Autant aller droit au but : pourquoi refaire son propre film 26 ans plus tard en série télévisée ?
Olivier Assayas:À bien des égards, la série est devenue récemment le format dominant dans le cinéma. J'ai toujours pensé que ce n'était pas vraiment pour moi, même si c'était le casCarlosil y a bien longtemps. J'ai toujours pensé que les séries n'étaient pas exactement mon style, que j'étais plus attaché au cinéma et au grand écran, mais quand j'ai commencé à me demander ce que pourrait être une série pour moi, j'ai pensé qu'il y avait peut-être un moyen que si je fonctionnais avec le droit les gens et j'ai le même genre de liberté que j'ai lorsque je fais mes films, cela vaut peut-être la peine d'essayer. Faire quelque chose de long plutôt que quelque chose de plus proche d’une histoire courte.

J'ai commencé à réfléchir à l'idée de faire quelque chose basé sur mes propres films, und Irma Vepest arrivé instantanément. Parce queIrma Vepn'est pas un film.Irma Vepest une notion. Vous pouvez l’adapter à tout type de culture cinématographique. Lorsque je l'ai fait dans les années 90, le cinéma était en pleine tourmente pour de nombreuses raisons différentes. Je pense que le pays est actuellement en pleine tourmente pour des raisons complètement nouvelles et différentes. Cela signifie que j'avais un moteur complètement différent et que je pouvais raconter une histoire complètement différente basée sur quelque chose que j'avais déjà visité à une autre époque.

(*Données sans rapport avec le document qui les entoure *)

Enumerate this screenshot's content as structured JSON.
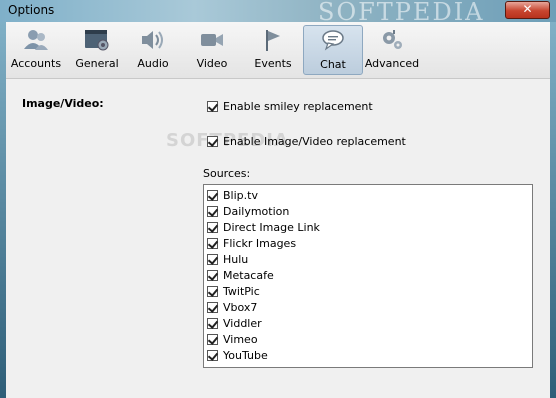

À quel moment êtes-vous impliquée, Alicia ?
OA : L’une des raisons pour lesquelles j’ai avancé est que je sentais qu’avec Alicia, j’avais le bon personnage. J'ai eu Mira. À ce moment-là, nous nous connaissions depuis un moment. Nous partageons tellement de choses sur la façon dont nous vivons et respirons les films. Mais nous n’avons jamais vraiment eu de projet. QuandIrma Vepest arrivé, j'ai dit : "La seule personne avec qui je peux faire ce film est Alicia." Je suis donc allé vers elle et je me suis assuré qu'elle était investie, qu'elle était à l'aise et curieuse et que le format ne lui faisait pas peur.

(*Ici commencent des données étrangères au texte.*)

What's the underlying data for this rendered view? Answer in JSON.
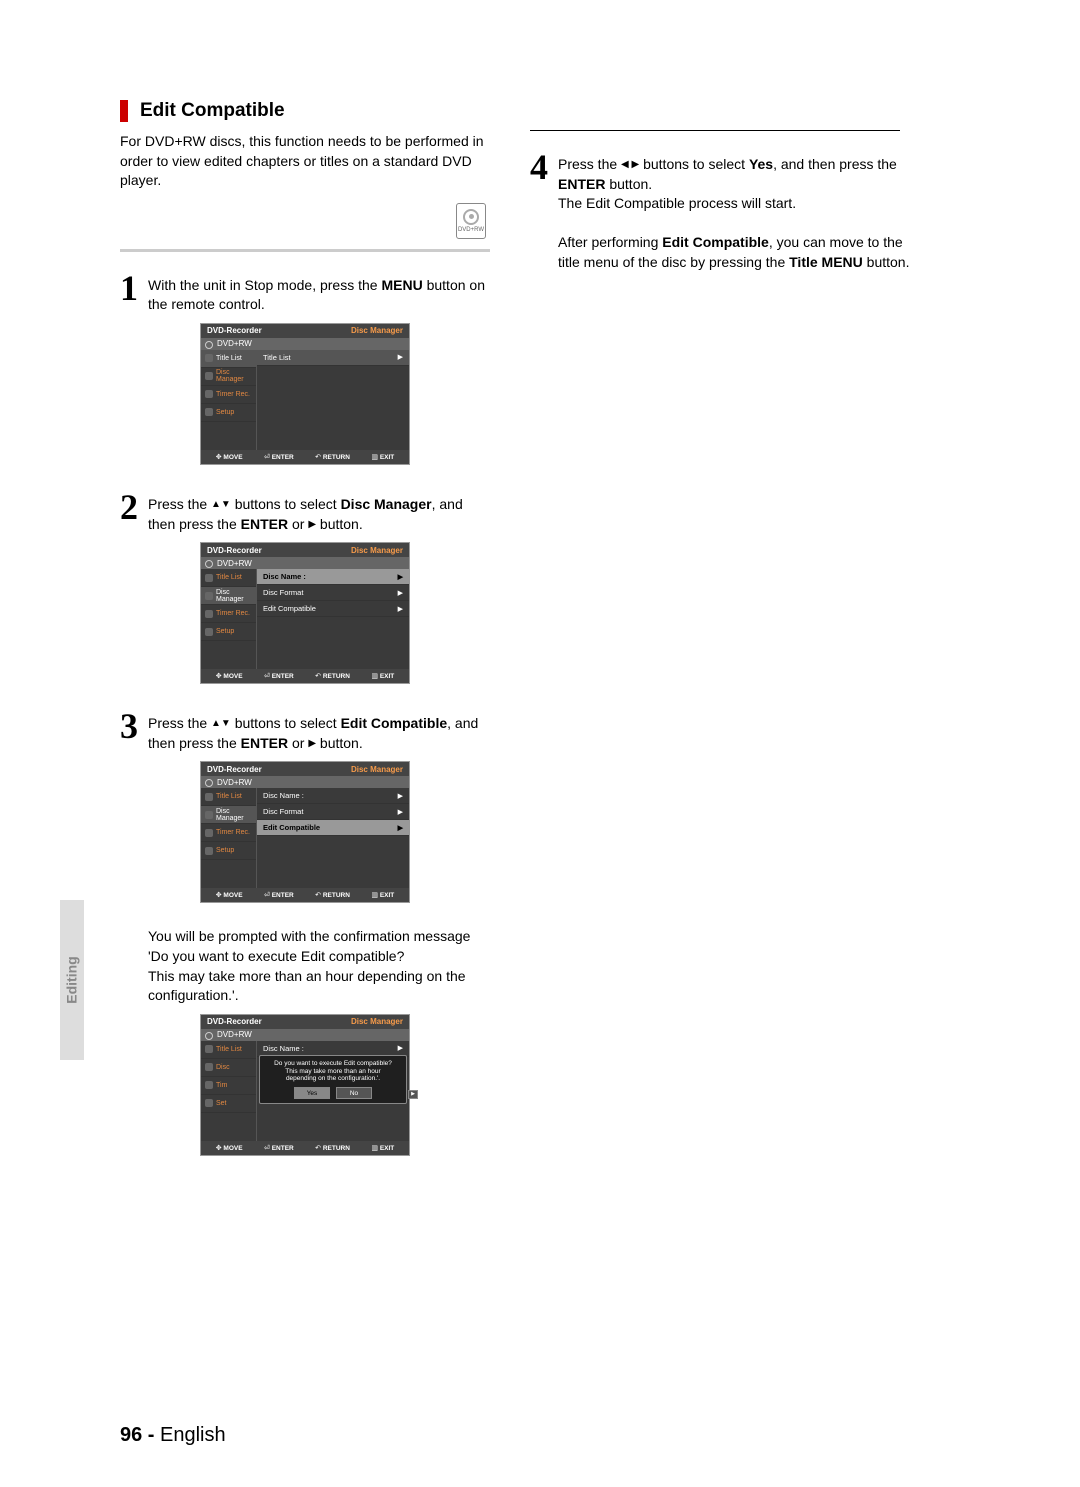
{
  "heading": "Edit Compatible",
  "intro": "For DVD+RW discs, this function needs to be performed in order to view edited chapters or titles on a standard DVD player.",
  "disc_icon_label": "DVD+RW",
  "steps": {
    "s1": {
      "num": "1",
      "prefix": "With the unit in Stop mode, press the ",
      "bold1": "MENU",
      "suffix": " button on the remote control."
    },
    "s2": {
      "num": "2",
      "t1": "Press the ",
      "t2": " buttons to select ",
      "bold1": "Disc Manager",
      "t3": ", and then press the ",
      "bold2": "ENTER",
      "t4": " or ",
      "t5": " button."
    },
    "s3": {
      "num": "3",
      "t1": "Press the ",
      "t2": " buttons to select ",
      "bold1": "Edit Compatible",
      "t3": ", and then press the ",
      "bold2": "ENTER",
      "t4": " or ",
      "t5": " button."
    },
    "s3_note": "You will be prompted with the confirmation message 'Do you want to execute Edit compatible?\nThis may take more than an hour depending on the configuration.'.",
    "s4": {
      "num": "4",
      "t1": "Press the ",
      "t2": " buttons to select ",
      "bold1": "Yes",
      "t3": ", and then press the ",
      "bold2": "ENTER",
      "t4": " button.",
      "line2": "The Edit Compatible process will start.",
      "after1": "After performing ",
      "after_b1": "Edit Compatible",
      "after2": ", you can move to the title menu of the disc by pressing the ",
      "after_b2": "Title MENU",
      "after3": " button."
    }
  },
  "osd": {
    "title_left": "DVD-Recorder",
    "title_right": "Disc Manager",
    "subtitle": "DVD+RW",
    "side": [
      "Title List",
      "Disc Manager",
      "Timer Rec.",
      "Setup"
    ],
    "main1": [
      "Title List"
    ],
    "main2": [
      "Disc Name :",
      "Disc Format",
      "Edit Compatible"
    ],
    "footer": {
      "move": "MOVE",
      "enter": "ENTER",
      "return": "RETURN",
      "exit": "EXIT"
    },
    "dialog": {
      "line1": "Do you want to execute Edit compatible?",
      "line2": "This may take more than an hour",
      "line3": "depending on the configuration.'.",
      "yes": "Yes",
      "no": "No"
    }
  },
  "side_label": "Editing",
  "page": {
    "num": "96 - ",
    "lang": "English"
  }
}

Alicia Vikander :J'ai été un peu surpris d'entendre Olivier dire : « Je pense faire mon propre remake ! » Je me suis dit : « Quoi ?! » C'était la dernière chose que je pensais qu'il dirait. Puis il m'a parlé de la réinvention de son propre produit, et j'ai dit oui aveuglément : c'est un peu comme ça que je choisis tous mes films. Il l'a écrit en trois mois. C'était fou. J'avais l'impression d'avoir une série hebdomadaire, avec les nouvelles sorties qui sortaient. C'est une machine. Vous avez un véritable auteur d’art et d’essai. Hier, je réalisais justement que je ne pouvais pas trouver une autre personne ayant écrit et réalisé une série limitée sans une salle d'écriture. Je ne peux penser à personne d’autre qui l’ait fait.

OA : C'est David Lynch qui l'a fait.

AV : D'accord, c'est une bonne compagnie. Toi et David Lynch.

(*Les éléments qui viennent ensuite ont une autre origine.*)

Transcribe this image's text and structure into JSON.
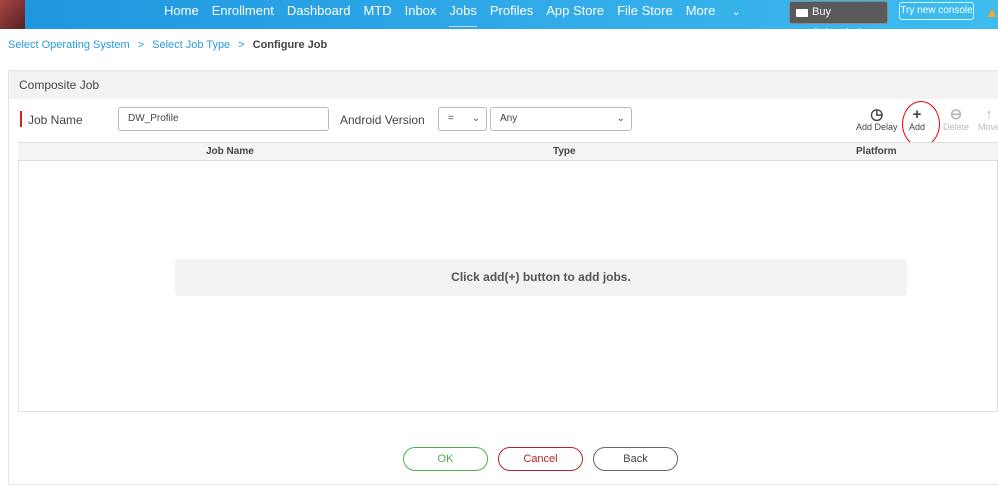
{
  "nav": {
    "items": [
      "Home",
      "Enrollment",
      "Dashboard",
      "MTD",
      "Inbox",
      "Jobs",
      "Profiles",
      "App Store",
      "File Store",
      "More"
    ],
    "active": "Jobs",
    "buy_subscription": "Buy Subscription",
    "try_console": "Try new console"
  },
  "breadcrumb": [
    "Select Operating System",
    "Select Job Type",
    "Configure Job"
  ],
  "panel": {
    "title": "Composite Job",
    "job_name_label": "Job Name",
    "job_name_value": "DW_Profile",
    "android_version_label": "Android Version",
    "operator": "=",
    "version": "Any"
  },
  "toolbar": {
    "add_delay": "Add Delay",
    "add": "Add",
    "delete": "Delete",
    "move": "Move"
  },
  "table": {
    "columns": [
      "Job Name",
      "Type",
      "Platform"
    ],
    "empty_message": "Click add(+) button to add jobs."
  },
  "buttons": {
    "ok": "OK",
    "cancel": "Cancel",
    "back": "Back"
  },
  "colors": {
    "header": "#1e96e0",
    "ok": "#4caf50",
    "cancel": "#b22",
    "annotation": "#e00"
  }
}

je pensais àTwin Peaks : Le retour, même si c'est un peu différent dans la mesure où c'est une troisième saison. Il y a une blague dans un premier épisode deIrma Vepsur le projet étant un « film de huit heures ». Je saisLes Vampiresétait un « film en série » de sept heures et, bien sûr, le débat sur le fait que la télévision « est en fait un long métrage » surgit constamment ces jours-ci. Êtes-vous en train de piquer l'ours avec cette réplique, ou voyez-vous vraiment cela comme un film de huit heures ?
OA :Cela dépend de ce que vous appelez « film ». Vous pouvez l'appeler comme vous voulez. J'ai toujours le grand écran en tête. C'est ce qui m'a attiré vers le cinéma ; l'expérience collective d'être assis dans un théâtre. Or, il se trouve que ce modèle n’est plus autonome. C’est l’une des principales raisons du changement dans la manière de réaliser des films et dans ce qui est possible en termes de cinéma. J'ai réalisé ce film pour une plateforme en sachant qu'il serait projeté sur un petit écran. Ce qui n'est plus si petit ! Les gens ont des projecteurs, etc. La frontière n’est plus aussi claire qu’elle l’était autrefois.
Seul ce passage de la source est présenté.